Farmers in California’s Central Valley will go without reservoir water for the second straight year this year, likely forcing more cattle producers to liquidate more of their herds.
The January USDA Cattle Inventory Report showed an overall rise in US cattle numbers as of Jan. 1, but the California herd, at 5.150 million head, was 100,000 head, or 1.90%, fewer than the previous year’s 5.250 million. The Jan. 1, 2014, total was itself down 50,000 head, or 0.94%, below the 2013’s 5.300 million.
Last week’s National Oceanic and Atmospheric Administration Drought Monitor shows all of California, Nevada and Utah encased in dryness patterns that run from “abnormally dry” to the most extreme “exceptional drought.”
Most of Arizona and New Mexico also are at least abnormally dry, according to the Drought Monitor. There are a few locations in these states that are rated normal, but normal for these locations is desert.
California farmers and ranchers have been under siege from extreme of exceptional drought for the last several years, causing many farmers to switch their focus of production into something more drought tolerant.
Cattle producers also have taken steps to cope, either by weaning early and selling the calves or even by cutting down on the number of cows. A large percentage of these calves have gone to pasture and feedlots in other states.
PASTURES RECOVERING SLOWLY IN OTHER STATES
Better rain in other states is improving pasture and grassland conditions enough that cow/calf producers are expanding their herds, even taking on some of California’s calves.
However, it’s touch-and-go for producers in parts of the Plains states.
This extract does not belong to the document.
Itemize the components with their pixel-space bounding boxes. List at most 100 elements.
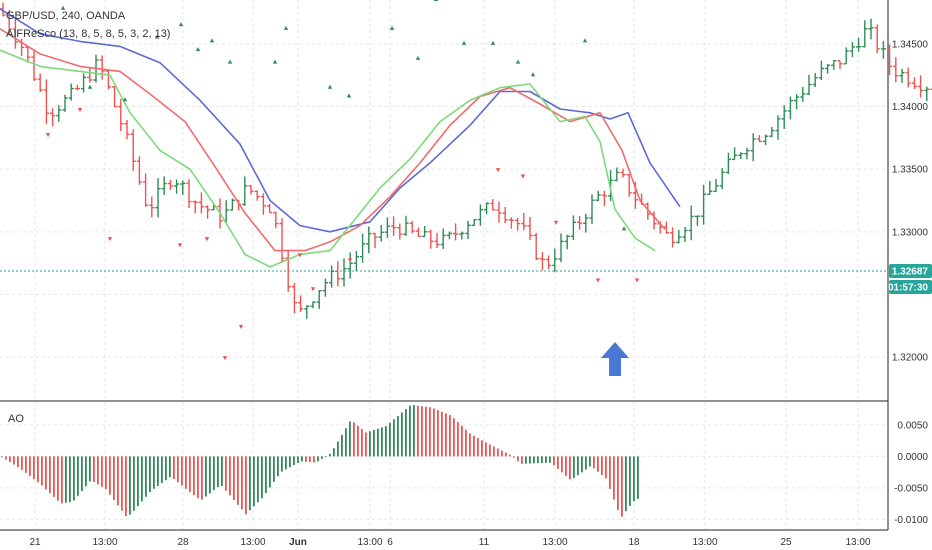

The Drought Monitor shows parts of Oklahoma and Texas are dealing with their own exceptional drought conditions, which may limit their desire to pasture calves.
That dryness also may limit local feed production for the feedlots to augment imports from the Midwest.
CASH CATTLE MARKETS UNTRADED
Cash cattle markets Tuesday were quiet with no bids from packer buyers reported. Asking prices from feedlots held around $162 per cwt on a live basis and $260 in Nebraska’s dressed market.
Cattle traded last week in a range from $157 to $159 live, down $1 from the previous week, and at $250 to $254 on a dressed basis, down $4 for the week.
Feedlot showlists this week were steady to slightly lower overall, with more in Texas and fewer in Nebraska. Price negotiations could be tough with feedlots and packers losing money on every head currently.
Boxed beef prices Tuesday were mixed, with the USDA’s choice cutout up $0.94 per cwt at $249.61 and select down $0.17 at $245.28. The choice/select spread widened to $4.33 from $3.22 on Monday.
Volume, however, was light with only 58 loads of fabricated product being sold into the spot market.
The CME Feeder Cattle Index for the seven days ended Monday was up $0.14 per cwt to $206.38, compared with the Mar futures contract, which settled Tuesday down $1.37 per cwt at $202.72.